真悠は作ったスイーツを用意しに厨房へ行ってしまう。
「ここで、真悠さんのスイーツを食べて感想を言うんだけど、少し暇だから、バラエティ向けな質問しても大丈夫ですか?」
「大丈夫ですよ。ね、ね」
ルンが梓、ミヅキを見てくる。二人は承諾。
「まごころデコレイツを組んで、特にここが苦労したなってのはなんですか?」
綺麗に磨かれた厨房。真悠は、この日の為の新作「デコレイツのシンフォニー」をトレーに載せ、それに合う紅茶としてキャンディを選択。もちろん夏なのでアイスティー。
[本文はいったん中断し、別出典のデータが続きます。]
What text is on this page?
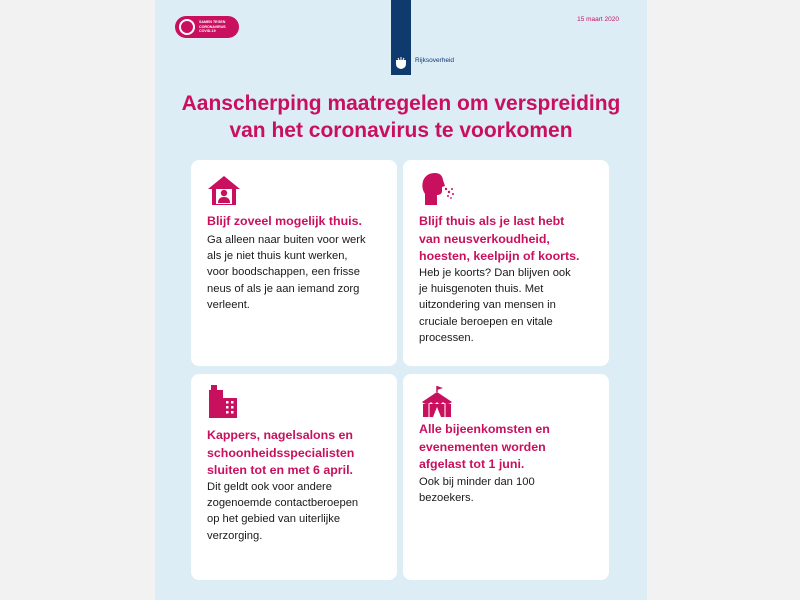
SAMEN TEGEN
CORONAVIRUS
COVID-19
Rijksoverheid
15 maart 2020
Aanscherping maatregelen om verspreiding
van het coronavirus te voorkomen
Blijf zoveel mogelijk thuis.
Ga alleen naar buiten voor werk
als je niet thuis kunt werken,
voor boodschappen, een frisse
neus of als je aan iemand zorg
verleent.
Blijf thuis als je last hebt
van neusverkoudheid,
hoesten, keelpijn of koorts.
Heb je koorts? Dan blijven ook
je huisgenoten thuis. Met
uitzondering van mensen in
cruciale beroepen en vitale
processen.
Kappers, nagelsalons en
schoonheidsspecialisten
sluiten tot en met 6 april.
Dit geldt ook voor andere
zogenoemde contactberoepen
op het gebied van uiterlijke
verzorging.
Alle bijeenkomsten en
evenementen worden
afgelast tot 1 juni.
Ook bij minder dan 100
bezoekers.
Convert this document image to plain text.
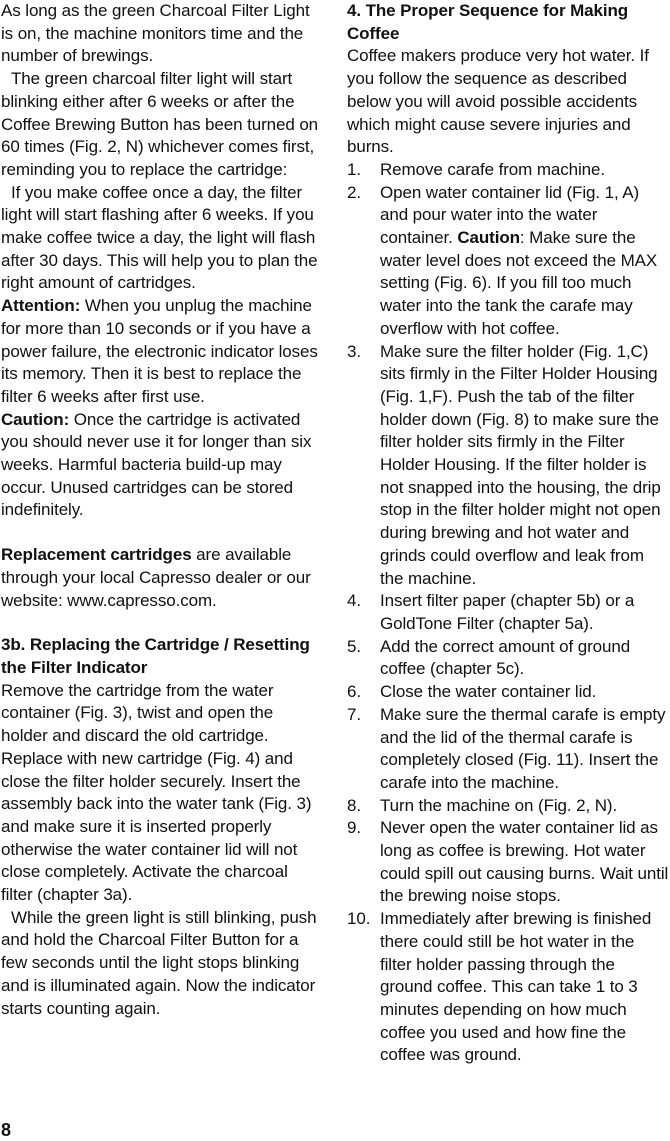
As long as the green Charcoal Filter Light is on, the machine monitors time and the number of brewings.

The green charcoal filter light will start blinking either after 6 weeks or after the Coffee Brewing Button has been turned on 60 times (Fig. 2, N) whichever comes first, reminding you to replace the cartridge:

If you make coffee once a day, the filter light will start flashing after 6 weeks. If you make coffee twice a day, the light will flash after 30 days. This will help you to plan the right amount of cartridges.

Attention: When you unplug the machine for more than 10 seconds or if you have a power failure, the electronic indicator loses its memory. Then it is best to replace the filter 6 weeks after first use.

Caution: Once the cartridge is activated you should never use it for longer than six weeks. Harmful bacteria build-up may occur. Unused cartridges can be stored indefinitely.

Replacement cartridges are available through your local Capresso dealer or our website: www.capresso.com.

3b. Replacing the Cartridge / Resetting the Filter Indicator

Remove the cartridge from the water container (Fig. 3), twist and open the holder and discard the old cartridge. Replace with new cartridge (Fig. 4) and close the filter holder securely. Insert the assembly back into the water tank (Fig. 3) and make sure it is inserted properly otherwise the water container lid will not close completely. Activate the charcoal filter (chapter 3a).

While the green light is still blinking, push and hold the Charcoal Filter Button for a few seconds until the light stops blinking and is illuminated again. Now the indicator starts counting again.

4. The Proper Sequence for Making Coffee

Coffee makers produce very hot water. If you follow the sequence as described below you will avoid possible accidents which might cause severe injuries and burns.

1. Remove carafe from machine.
2. Open water container lid (Fig. 1, A) and pour water into the water container. Caution: Make sure the water level does not exceed the MAX setting (Fig. 6). If you fill too much water into the tank the carafe may overflow with hot coffee.
3. Make sure the filter holder (Fig. 1,C) sits firmly in the Filter Holder Housing (Fig. 1,F). Push the tab of the filter holder down (Fig. 8) to make sure the filter holder sits firmly in the Filter Holder Housing. If the filter holder is not snapped into the housing, the drip stop in the filter holder might not open during brewing and hot water and grinds could overflow and leak from the machine.
4. Insert filter paper (chapter 5b) or a GoldTone Filter (chapter 5a).
5. Add the correct amount of ground coffee (chapter 5c).
6. Close the water container lid.
7. Make sure the thermal carafe is empty and the lid of the thermal carafe is completely closed (Fig. 11). Insert the carafe into the machine.
8. Turn the machine on (Fig. 2, N).
9. Never open the water container lid as long as coffee is brewing. Hot water could spill out causing burns. Wait until the brewing noise stops.
10. Immediately after brewing is finished there could still be hot water in the filter holder passing through the ground coffee. This can take 1 to 3 minutes depending on how much coffee you used and how fine the coffee was ground.
8
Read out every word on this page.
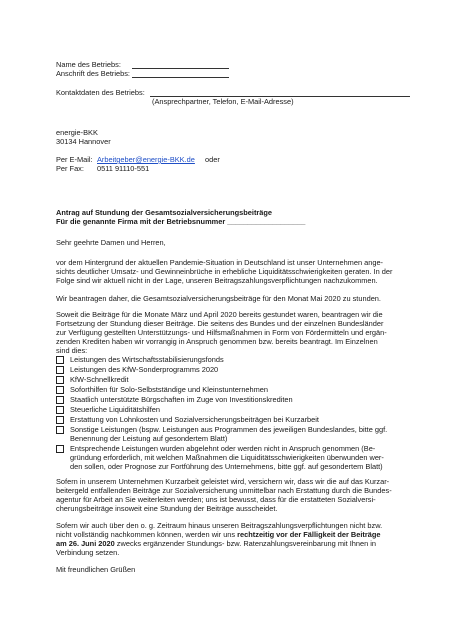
Name des Betriebs:
Anschrift des Betriebs:
Kontaktdaten des Betriebs:
(Ansprechpartner, Telefon, E-Mail-Adresse)
energie-BKK
30134 Hannover
Per E-Mail: Arbeitgeber@energie-BKK.de oder
Per Fax: 0511 91110-551
Antrag auf Stundung der Gesamtsozialversicherungsbeiträge
Für die genannte Firma mit der Betriebsnummer ___________________
Sehr geehrte Damen und Herren,
vor dem Hintergrund der aktuellen Pandemie-Situation in Deutschland ist unser Unternehmen ange-
sichts deutlicher Umsatz- und Gewinneinbrüche in erhebliche Liquiditätsschwierigkeiten geraten. In der
Folge sind wir aktuell nicht in der Lage, unseren Beitragszahlungsverpflichtungen nachzukommen.
Wir beantragen daher, die Gesamtsozialversicherungsbeiträge für den Monat Mai 2020 zu stunden.
Soweit die Beiträge für die Monate März und April 2020 bereits gestundet waren, beantragen wir die
Fortsetzung der Stundung dieser Beiträge. Die seitens des Bundes und der einzelnen Bundesländer
zur Verfügung gestellten Unterstützungs- und Hilfsmaßnahmen in Form von Fördermitteln und ergän-
zenden Krediten haben wir vorrangig in Anspruch genommen bzw. bereits beantragt. Im Einzelnen
sind dies:
Leistungen des Wirtschaftsstabilisierungsfonds
Leistungen des KfW-Sonderprogramms 2020
KfW-Schnellkredit
Soforthilfen für Solo-Selbstständige und Kleinstunternehmen
Staatlich unterstützte Bürgschaften im Zuge von Investitionskrediten
Steuerliche Liquiditätshilfen
Erstattung von Lohnkosten und Sozialversicherungsbeiträgen bei Kurzarbeit
Sonstige Leistungen (bspw. Leistungen aus Programmen des jeweiligen Bundeslandes, bitte ggf.
Benennung der Leistung auf gesondertem Blatt)
Entsprechende Leistungen wurden abgelehnt oder werden nicht in Anspruch genommen (Be-
gründung erforderlich, mit welchen Maßnahmen die Liquiditätsschwierigkeiten überwunden wer-
den sollen, oder Prognose zur Fortführung des Unternehmens, bitte ggf. auf gesondertem Blatt)
Sofern in unserem Unternehmen Kurzarbeit geleistet wird, versichern wir, dass wir die auf das Kurzar-
beitergeld entfallenden Beiträge zur Sozialversicherung unmittelbar nach Erstattung durch die Bundes-
agentur für Arbeit an Sie weiterleiten werden; uns ist bewusst, dass für die erstatteten Sozialversi-
cherungsbeiträge insoweit eine Stundung der Beiträge ausscheidet.
Sofern wir auch über den o. g. Zeitraum hinaus unseren Beitragszahlungsverpflichtungen nicht bzw.
nicht vollständig nachkommen können, werden wir uns rechtzeitig vor der Fälligkeit der Beiträge
am 26. Juni 2020 zwecks ergänzender Stundungs- bzw. Ratenzahlungsvereinbarung mit Ihnen in
Verbindung setzen.
Mit freundlichen Grüßen
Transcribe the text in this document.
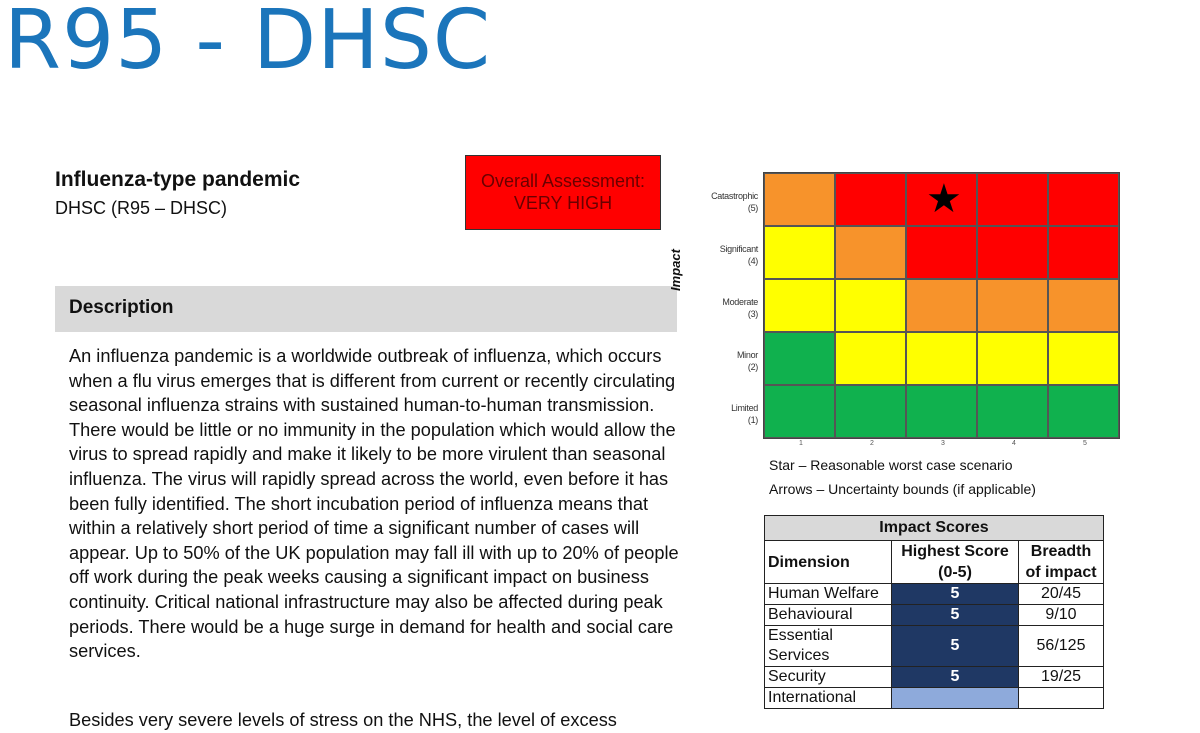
R95 - DHSC
Influenza-type pandemic
DHSC (R95 – DHSC)
Overall Assessment:
VERY HIGH
Description

An influenza pandemic is a worldwide outbreak of influenza, which occurs when a flu virus emerges that is different from current or recently circulating seasonal influenza strains with sustained human-to-human transmission. There would be little or no immunity in the population which would allow the virus to spread rapidly and make it likely to be more virulent than seasonal influenza. The virus will rapidly spread across the world, even before it has been fully identified. The short incubation period of influenza means that within a relatively short period of time a significant number of cases will appear. Up to 50% of the UK population may fall ill with up to 20% of people off work during the peak weeks causing a significant impact on business continuity. Critical national infrastructure may also be affected during peak periods. There would be a huge surge in demand for health and social care services.

Besides very severe levels of stress on the NHS, the level of excess

Impact
Catastrophic
(5)
Significant
(4)
Moderate
(3)
Minor
(2)
Limited
(1)
★
1	2	3	4	5
Star – Reasonable worst case scenario
Arrows – Uncertainty bounds (if applicable)
Impact Scores		
Dimension	Highest Score (0-5)	Breadth of impact
Human Welfare	5	20/45
Behavioural	5	9/10
Essential Services	5	56/125
Security	5	19/25
International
理由はすっきりした飲みやすさにある。ゼリーが四つの層になっているので、一つの層を食べたら紅茶を一杯飲んで口直ししてもらい、次の層を美味しく食べてもらいたいからだ。
「船井さんのお口に合うといいですけど」
今日の朝、何度も作り直してトッピングも丁寧に取り組んだつもり。でもテレビで自分のスイーツが評価される。緊張してしょうがない。
「ふざけんな。そうやって毒ばっか吐いて」
「貴方こそ。その汚い言葉遣いをやめたら」
梓と智美が言い合っている。マズイ止めなきゃ。
そう思ってもスイーツは持っていく。
急ごうと駆け出す。
(こんな時までケンカしてー、どうして仲良くなれないんでしょう)
いつも歩きなれた床。
ここ最近、転ぶこともないし、ちょっと走ったって大丈夫。
それよりケンカを止めるのが優先。
「二人ともケンカはやめ――」
つんのめる体。
せめてスイーツと紅茶だけは無事でと、祈り動かした腕が致命的。
みんなの頭上にスイーツが紅茶が。
「にゅっ」
バリーン、ガッシャーン等の音を立てて水泡に帰す。
「大丈夫ですか?」
「ま、マユ先輩!!」
「あーーーーーーーーーーーーーーーーーーーーーっ」
ミヅキは頭を押さえて、その場から眼を背ける。
「ゴメンンサイ」
せっかく作ったスイーツや淹れた紅茶が台無しになってしまい、真悠は半泣きだ。
それでも取り繕うと、割れた江戸切り子の破片やカップの破片を掃除しようとする。
「あー、ダメですよ。手切っちゃいますよ」
誰よりも速く宮本が真悠の手を取る。
「どうしましょう。せっかく長田さんが作ってくれた切り子が……」
「大丈夫です。真悠さんがスイーツをもう一度作ってくれるなら、それでいいんですよ」
安心してもらいたい。そう思って頭を撫でようと手を近づける。
(待て、今はテレビ。テレビなんだ)
「ありがとうございます。宮本君の言うとおりですよね」
そう言って真悠は涙を拭くと立ち上がって厨房へと戻る。
「おいしい」
船井が微笑む。
「いやー四つ。それ以上の味が舌に広がるから、どれも美味しくて、気が付いたらもう無くなっちゃいましたよ」
あの後、真悠は「デコレイツのシンフォニー」を作り直し、みんなに食べてもらった。
船井は、トッピングの桃、ハチミツを混ぜたレモンジュレ、桃ジュレ、チョコレートムース、ほろ苦いチョコを、ワクワクしながら食べ進め、美味しいと感想を言ってくれた。
その後も収録は続き、まごころデコレイツへの質問等のトークで、終わったのは予定よりも二時間遅い二十一時にロケは終了する。